É prá quarentena
Entre 2008 e 2011, a Islândia, como o resto do mundo, estava em crise profunda. E, como no resto do mundo – apesar de o país ter sido lesto a engaiolar cerca de duas dezenas de meliantes da alta finança –, algumas das 350 000 criaturas que povoam o grande rochedo de gelo e lava no Atlântico Norte começaram a alimentar ideias de privatização e venda de recursos naturais para acolchoar o desastre. Björk não apenas se manifestou, pública e veementemente, contra tais projectos mas tirou partido das circunstâncias para se lançar na concepção e criação de Biophilia, o género de peça conceptual multimédia que, tivesse Wagner à sua disposição toda a tecnologia contemporânea, bem poderia ter criado enquanto exemplo supremo da Gesamtkunstwerk (a obra de arte total). Imensa “meditação sobre a música, a natureza e a tecnologia” e “first app album”, por ocasião da estreia no Manchester Museum of Science and Industry, em Julho de 2011, Björk explicava-se: “Por questões de defesa ambiental, tinha-me envolvido bastante em iniciativas que procuravam encorajar as pessoas a pensar que existem coisas mais importantes do que construir mais umas quantas fábricas de alumínio. É impossível viver em sociedades totalmente separadas da natureza, cortar esse cordão. Pude conceber um programa diferente para cada canção, baseando cada uma num elemento diferente da natureza, abordando-o, ao mesmo tempo, sob um ângulo emocional e musicológico. Era como se estivesse a elaborar um projecto sobre o Universo e tudo à volta!”

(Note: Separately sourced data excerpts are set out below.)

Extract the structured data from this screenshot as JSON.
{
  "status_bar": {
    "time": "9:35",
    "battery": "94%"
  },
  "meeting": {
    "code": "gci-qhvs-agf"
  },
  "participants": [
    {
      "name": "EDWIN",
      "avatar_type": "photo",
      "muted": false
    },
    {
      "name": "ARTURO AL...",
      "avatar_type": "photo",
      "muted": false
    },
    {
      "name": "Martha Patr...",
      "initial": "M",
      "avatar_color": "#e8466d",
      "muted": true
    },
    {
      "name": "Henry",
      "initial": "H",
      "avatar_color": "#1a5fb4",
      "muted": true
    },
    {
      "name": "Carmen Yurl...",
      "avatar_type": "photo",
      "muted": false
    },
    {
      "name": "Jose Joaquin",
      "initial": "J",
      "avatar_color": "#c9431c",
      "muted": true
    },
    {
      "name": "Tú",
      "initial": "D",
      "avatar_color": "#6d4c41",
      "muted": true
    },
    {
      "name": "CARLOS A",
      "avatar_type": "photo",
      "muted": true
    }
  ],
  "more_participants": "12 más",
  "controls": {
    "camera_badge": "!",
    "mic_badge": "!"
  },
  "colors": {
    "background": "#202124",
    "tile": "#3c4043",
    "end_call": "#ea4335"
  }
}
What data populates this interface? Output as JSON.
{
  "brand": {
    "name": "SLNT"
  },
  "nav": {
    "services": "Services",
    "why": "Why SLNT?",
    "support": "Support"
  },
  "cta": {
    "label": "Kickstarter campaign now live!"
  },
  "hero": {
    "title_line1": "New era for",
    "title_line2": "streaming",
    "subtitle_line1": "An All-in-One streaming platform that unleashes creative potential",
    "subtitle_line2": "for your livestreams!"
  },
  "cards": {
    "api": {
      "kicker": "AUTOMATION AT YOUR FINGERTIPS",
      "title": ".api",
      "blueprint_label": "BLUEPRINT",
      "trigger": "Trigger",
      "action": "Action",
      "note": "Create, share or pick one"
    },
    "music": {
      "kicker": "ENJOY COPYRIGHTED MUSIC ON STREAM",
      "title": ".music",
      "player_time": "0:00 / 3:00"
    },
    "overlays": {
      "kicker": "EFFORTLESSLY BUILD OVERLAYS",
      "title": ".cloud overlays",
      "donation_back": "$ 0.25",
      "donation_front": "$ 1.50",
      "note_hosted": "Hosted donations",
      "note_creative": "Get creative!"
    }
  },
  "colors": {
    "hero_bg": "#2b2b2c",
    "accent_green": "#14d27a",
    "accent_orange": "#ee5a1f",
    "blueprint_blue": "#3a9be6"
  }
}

E, para dez canções estruturadas a partir dos movimentos celestes ou do pêndulo de Foucault, acerca de planetas, relâmpagos, vírus, estruturas de cristais, solstícios, matéria negra e placas tectónicas, não se limitou a recorrer a uma instrumentação invulgar e deliberadamente desenhada para elas (gameleste – um híbrido de gamelãs e celeste –, bobina de Tesla, órgão digital de tubos, harpas pendulares, "sharpsicord"): explorando as possibilidades do suporte iPad para o qual foi pensado, Biophilia incluía igualmente um potencial virtualmente inesgotável de jogos, animações, alegorias visuais, partituras (convencionais e contemporâneas) e aplicações que permitiam ao utilizador modificar os próprios temas. Uma riquíssima ocupação de tempos livres – voluntária ou forçada – com bónus filosófico de especial pertinência actual em “Virus” (“Like a virus needs a body, as soft tissue feeds on blood, some day I'll find you, the urge is here, the perfect match, I adapt, contagious, you open up, say welcome, you fail to resist my crystalline charm, like a virus, patient hunter, I'm waiting for you”), uma metáfora para “relações fatais”: “Algo como ter um novo vizinho com o qual temos de aprender a viver”.
William S Burroughs, em The Ticket That Exploded (1962), anunciara que “language is a virus from outer space”. Um virus em tão perfeita e oculta simbiose com o hospedeiro que este deixara de o identificar como tal, utilizando inconscientemente essa infecção como meio de comunicação e controlo. Burroughs optou por “recortar” a linguagem. Laurie Anderson pegou na ideia e transformou-a em canção - "Language Is a Virus" - que incluiria no magnífico filme/concerto Home Of The Brave (1986) e no CD homónimo.